Grants awarded by the Cherokee Preservation Foundation are funded by casino proceeds of the Eastern Band of Cherokee Indians. Grants are awarded to efforts that advance the cultural attractions’ heritage programming efforts and to facilitate Cherokee language revitalization efforts.
Major new support of heritage tourism includes:
• A $500,000 grant to continue an award winning marketing campaign that spotlights the Cherokee Historical Association’s Unto These Hills outdoor drama production and Oconaluftee Indian Village, Qualla Arts & Crafts Mutual, and the Museum of the Cherokee Indian.
• A $129,000 grant to offer theatre training to local performers that will help prepare them for involvement in the new, more culturally-oriented production of Unto These Hills, the popular retelling of the Cherokee people’s story. The grant will also provide ticketing for local schools to attend the drama and living history village.
• A $75,000 grant will enable training a cadre of cultural ambassadors to enhance the major Cherokee cultural attractions and the making of traditional Cherokee clothing for the ambassadors.
• A nearly $120,000 grant will support continuation and expansion of the Festival of Native Peoples, which features performers and artisans from tribes across the United States, Canada and Mexico. The 2007 festival will take place in July.
• A $127,000 grant will support an effort led by the new Cherokee Chamber of Commerce to stimulate tourism by creating a clearly identifiable “Cultural District” within Cherokee with the help of signage and banners.
• A $15,000 grant will support an initiative by the Museum of the Cherokee Indian to translate Cherokee literary works into the Cherokee language. The first of these is Thirteen Moons, by Charles Frazier.
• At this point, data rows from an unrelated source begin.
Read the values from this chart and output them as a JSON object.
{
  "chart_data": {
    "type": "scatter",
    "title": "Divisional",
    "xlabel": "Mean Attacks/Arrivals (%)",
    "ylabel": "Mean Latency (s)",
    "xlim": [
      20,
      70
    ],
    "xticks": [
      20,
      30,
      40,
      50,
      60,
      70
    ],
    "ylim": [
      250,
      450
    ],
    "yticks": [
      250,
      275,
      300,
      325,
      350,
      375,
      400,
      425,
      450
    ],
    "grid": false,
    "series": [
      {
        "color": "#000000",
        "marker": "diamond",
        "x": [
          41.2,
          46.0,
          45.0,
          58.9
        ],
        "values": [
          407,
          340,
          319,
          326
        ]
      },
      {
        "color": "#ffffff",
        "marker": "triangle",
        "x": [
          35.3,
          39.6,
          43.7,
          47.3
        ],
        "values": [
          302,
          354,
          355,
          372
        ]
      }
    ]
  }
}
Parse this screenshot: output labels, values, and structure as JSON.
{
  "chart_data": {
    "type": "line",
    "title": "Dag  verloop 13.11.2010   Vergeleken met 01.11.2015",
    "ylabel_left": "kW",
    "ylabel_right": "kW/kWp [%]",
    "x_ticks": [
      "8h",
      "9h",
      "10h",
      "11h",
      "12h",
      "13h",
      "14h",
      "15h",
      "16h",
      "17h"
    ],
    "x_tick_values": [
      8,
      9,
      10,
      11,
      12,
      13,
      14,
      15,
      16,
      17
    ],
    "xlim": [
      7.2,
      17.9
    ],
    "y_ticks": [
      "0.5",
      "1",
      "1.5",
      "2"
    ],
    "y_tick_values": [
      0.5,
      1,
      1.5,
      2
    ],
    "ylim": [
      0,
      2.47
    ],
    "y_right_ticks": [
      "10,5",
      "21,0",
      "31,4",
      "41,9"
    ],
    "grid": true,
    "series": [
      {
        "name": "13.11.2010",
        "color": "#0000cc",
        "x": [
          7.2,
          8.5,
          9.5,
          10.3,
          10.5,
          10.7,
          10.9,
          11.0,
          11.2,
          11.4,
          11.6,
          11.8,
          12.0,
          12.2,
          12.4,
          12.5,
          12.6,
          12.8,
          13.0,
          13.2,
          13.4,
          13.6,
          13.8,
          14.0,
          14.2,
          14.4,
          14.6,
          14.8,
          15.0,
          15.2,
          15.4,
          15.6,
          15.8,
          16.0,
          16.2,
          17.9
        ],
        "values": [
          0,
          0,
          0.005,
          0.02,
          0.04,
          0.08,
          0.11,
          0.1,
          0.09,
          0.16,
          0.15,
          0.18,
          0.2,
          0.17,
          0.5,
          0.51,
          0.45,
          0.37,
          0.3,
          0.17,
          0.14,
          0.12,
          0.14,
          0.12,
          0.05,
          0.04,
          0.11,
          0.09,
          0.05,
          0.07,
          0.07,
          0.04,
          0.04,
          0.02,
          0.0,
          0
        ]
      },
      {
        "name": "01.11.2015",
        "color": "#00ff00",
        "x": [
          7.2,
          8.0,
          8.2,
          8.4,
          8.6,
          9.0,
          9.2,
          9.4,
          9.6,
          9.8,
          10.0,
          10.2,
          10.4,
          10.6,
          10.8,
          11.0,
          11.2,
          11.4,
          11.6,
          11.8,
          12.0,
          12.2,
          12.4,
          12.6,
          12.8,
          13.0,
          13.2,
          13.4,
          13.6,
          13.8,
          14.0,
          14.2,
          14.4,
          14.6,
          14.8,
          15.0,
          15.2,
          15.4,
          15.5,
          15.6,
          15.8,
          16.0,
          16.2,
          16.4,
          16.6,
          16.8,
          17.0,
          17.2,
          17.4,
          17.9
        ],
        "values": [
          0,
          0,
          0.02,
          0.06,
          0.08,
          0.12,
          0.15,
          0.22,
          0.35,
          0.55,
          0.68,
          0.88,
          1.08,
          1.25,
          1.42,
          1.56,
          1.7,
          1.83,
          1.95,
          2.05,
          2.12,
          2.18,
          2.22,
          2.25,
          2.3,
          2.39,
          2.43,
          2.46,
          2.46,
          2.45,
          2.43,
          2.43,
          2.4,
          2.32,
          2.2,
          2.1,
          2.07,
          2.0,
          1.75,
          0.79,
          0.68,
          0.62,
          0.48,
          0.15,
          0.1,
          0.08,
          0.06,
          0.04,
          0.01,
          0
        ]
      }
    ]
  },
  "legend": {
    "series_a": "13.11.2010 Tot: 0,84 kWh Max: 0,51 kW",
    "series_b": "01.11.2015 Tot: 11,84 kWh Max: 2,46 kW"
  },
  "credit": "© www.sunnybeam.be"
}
Major support from Cherokee Preservation Foundation for Cherokee language revitalization efforts includes:
• A $206,000 grant to develop curriculum and learning materials for language immersion programs, in which students hear and learn their native language during the entire experience, and more conventional community-based language learning programs.
• A nearly $85,000 grant to enable the development of a second-level language course that will allow higher level Cherokee speakers to advance their skills more quickly, and to support a Cherokee Language Immersion Camp in the Snowbird Community. The Kituwah Preservation and Education Program and Western Carolina University are in the process of developing a comprehensive Cherokee language revitalization initiative, and the program is being guided by their recognition that language learning must come from the community in order to have an impact.
• A $55,000 grant that will enable the Kituwah Preservation and Education Program to develop an operating plan for the Kituwah Academy, a planned facility that will house language immersion programs for children from infancy through fifth grade.
• A nearly $235,000 grant to Western Carolina University to create materials for all levels of Cherokee language learners and to develop a Cherokee language degree program and the necessary textbooks for this program.